The Daily: Wednesday 28th June 2023
Stormzy, Wilfried Zaha and Danny Young prepare to give Croydon a facelift.
Thornton Heath may not be very far from Selhurst Park in terms of distance, but Wilfried Zaha is about to find out that there is a world of football in Croydon a very long way removed from Crystal Palace. Zaha, Stormzy and the former Crystal Palace head of care Danny Young have put their money where their mouths are in buying into AFC Croydon Athletic, who currently play in the Premier Division South of the Combined Counties League. The club finished last season in 15th place in the table, so there’s a lot of work to do, but at this level of the game there’s also a lot of potential. Fairly modest investment may bring rewards, if money is spent right.

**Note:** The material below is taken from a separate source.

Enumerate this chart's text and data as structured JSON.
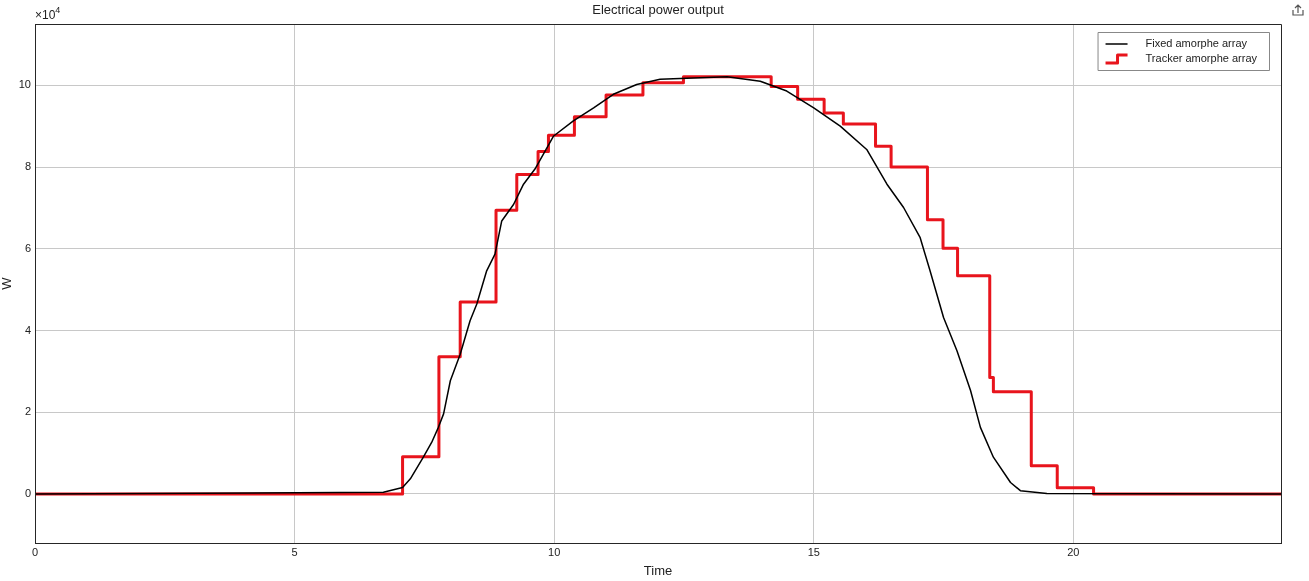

AFC Croydon Athletic are a reformed club, only coming into existence after Croydon Athletic collapsed in 2012 as a result of of the great non-league scandals of the era. The club had been purchased in 2008 by Mazhar Majeed, a UK-based property developer and agent for several members of the Pakistan national cricket team. In 2010, after the club had won the Isthmian Division One South title, came the fall. Following allegations that Majeed was involved in spot-fixing during the Pakistan cricket tour of England, Croydon Athletic were investigated by HMRC due to allegations that Majeed had bought the club to act as a front for money-laundering purposes, after Majeed was recorded by an undercover journalist stating that that was the only reason he had bought the club.
The manager and his assistant left the club after a match on the 4th September 2010. The following day the club announced on its website that upcoming league and cup games were being postponed, resulting in the team forfeiting their FA Cup First Qualifying Round match against Kingstonian. With speculation already rife that the club may not be able to survive such a scandal squad members began to transfer to other clubs, with the club's official website referring to an "exodus from the KT Stadium".
But events would soon take a tragic turn when, on the 2nd October 2010, club chairman David Le Cluse was found dead, having committed suicide. Mr Le Cluse had been at the club for just under a year, having been brought in to replace disgraced former chairman Dean Fisher, who was the subject of a fraud case. The 36-year-old was forced to step down from his position at Croydon Athletic after embezzling £500,000 from his day job, using some of it to prop up the club. It emerged in court that Fisher put more than £250,000 into the club during the 2009/10 season, which had led to the club earning a reputation for being able to offer players attractive wages of up to £500 a week. Fisher had been jailed for three years in July 2010 for the fraud.
The club limped to relegation at the end of the 2010/11 season, but they couldn’t survive this sudden shock to its system. Croydon Athletic received a £7,500 fine and a ten-point deduction after a case of financial irregularities was proven on the 8th December 2011. The club had been charged with twenty-four breaches of FA Rule E1(b) in relation to the club’s 2009/10 title-winning season. On the 10th December 2011 the club was unable to fulfil a fixture away to Ramsgate and stated that it would be unable to fulfil the following weekend's fixture either. The Mayfield Stadium had been locked up, the management team had quit, and most of the players had found clubs elsewhere. Six days later, on the 16th December 2011, the Croydon Advertiser reported that the club had effectively ceased to exist.
AFC Croydon Athletic were formed in 2012 as a successor club, but they ran into almost immediate issues when they had to start their lives playing at the somewhat unsatisfactory Croydon Arena athletics stadium after a fire destroyed the Mayfield Stadium. They eventually moved back in November 2014, but the eleven years of the new club’s existence haven’t been especially successful. They’ve not yet got past the Second Qualifying Round of the FA Vase or the First Qualifying Round of the FA Cup, while they’ve not yet scaled the giddy heights of the Isthmian League yet, in the same way that their predecessors did.
So AFC Croydon Athletic are not a non-league football club who are unfamiliar with being in the spotlight, though at least on this particular occasion they’re in it for what might be considered ‘good’ reasons. Of course standard warnings apply, at this sort of juncture. A non-league football club is for life, not just for Christmas, and all that. But the three who’ve bought into the club have a demonstrable love of football, and the increased profile that comes with their ownership may also bring rewards. It only could only take a couple of hundred extra punters on a Saturday afternoon next season to have a transformative effect on the club’s position. The opportunity is there, although as many have found before running a non-league football club can’t ever really be described as “easy”, in any meaningful sense. Good luck to the club’s new owners.